Tuesday, March 1, 2011

New Hampshirites in Tights!


There is a comedic scene in Mel Brooks' 1993 film Robin Hood, Men in Tights in which local villagers joining Robin Hood's Merry Men are forced to line up cafeteria-style to receive their official Merry men uniforms which include, among other articles, large green plastic eggs containing green tights. They hen cut to a scene of the Merry Men emerging from their changing rooms in their new green tights and doing a song-and-dance number about manly-men in tights. Very funny stuff, typical Mel Brooks.

Well, imagine my surprise recently when I found myself purchasing panty hose. Now, these weren't for my wife and I haven't taken up any strange habits that might provoke a divorce. Believe it or not, they were kind of hard to find. My neighbors had all also decided they needed them. The local news even suggested them, not in their fashion segments -- which is good because I am NOT shaving my legs -- but in the weather.

The problem was an odd combination of unusually large amounts of snow, coupled with alternating periods of warming and (re-)freezing during which ice dams formed on roofs, causing water leaks inside New Hampshire homes in February as the warmth of houses melted these ice dams which forced their way beneath tiles.
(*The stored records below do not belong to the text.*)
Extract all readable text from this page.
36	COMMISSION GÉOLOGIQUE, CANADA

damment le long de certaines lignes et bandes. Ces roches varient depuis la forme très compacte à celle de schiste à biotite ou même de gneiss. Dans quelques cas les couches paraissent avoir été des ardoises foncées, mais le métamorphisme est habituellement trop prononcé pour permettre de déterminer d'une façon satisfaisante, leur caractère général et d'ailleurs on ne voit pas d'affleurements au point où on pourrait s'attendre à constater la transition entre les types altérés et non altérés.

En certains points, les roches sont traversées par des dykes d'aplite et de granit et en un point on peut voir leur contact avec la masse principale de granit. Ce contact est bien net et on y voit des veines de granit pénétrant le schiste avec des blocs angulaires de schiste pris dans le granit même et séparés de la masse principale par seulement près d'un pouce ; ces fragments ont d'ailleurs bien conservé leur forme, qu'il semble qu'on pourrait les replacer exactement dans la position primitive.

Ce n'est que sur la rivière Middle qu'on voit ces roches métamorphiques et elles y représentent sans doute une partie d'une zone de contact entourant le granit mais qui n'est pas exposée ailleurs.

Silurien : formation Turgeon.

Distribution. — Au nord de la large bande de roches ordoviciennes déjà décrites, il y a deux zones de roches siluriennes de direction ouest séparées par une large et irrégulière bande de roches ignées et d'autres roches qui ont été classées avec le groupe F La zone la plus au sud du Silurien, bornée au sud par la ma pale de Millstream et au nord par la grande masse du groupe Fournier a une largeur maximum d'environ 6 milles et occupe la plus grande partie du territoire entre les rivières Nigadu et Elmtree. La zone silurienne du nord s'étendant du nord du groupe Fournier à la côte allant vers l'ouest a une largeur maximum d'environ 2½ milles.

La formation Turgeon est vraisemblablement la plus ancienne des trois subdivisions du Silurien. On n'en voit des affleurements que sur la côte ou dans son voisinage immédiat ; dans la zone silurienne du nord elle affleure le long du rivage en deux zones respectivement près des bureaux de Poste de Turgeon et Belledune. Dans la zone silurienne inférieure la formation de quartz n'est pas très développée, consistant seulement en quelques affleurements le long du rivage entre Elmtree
Suddenly everybody in New Hampshire (present company included) had to own a roof rake -- yeah, I'd never heard of one either -- to rake off the bottom 2 feet of snow or so to allow proper ice melting. The local news also suggested taking magnesium chloride -- which is a slightly more environmentally-friendly form of rock salt -- and stuff it into panty hose, tying them tights off sausage-style. We then were told to lob these things on our roofs, aiming particularly for high ice-build up areas like corners and crevasses. Did it work? I don't know for sure, but all my neighbors did it (as well as I), and he ice dams seemed to have melted. and when a few used panty hose fell off the roof, I told me wife she can use them, to further their environmental friendliness by recycling. She, however, was not impressed by my green suggestion.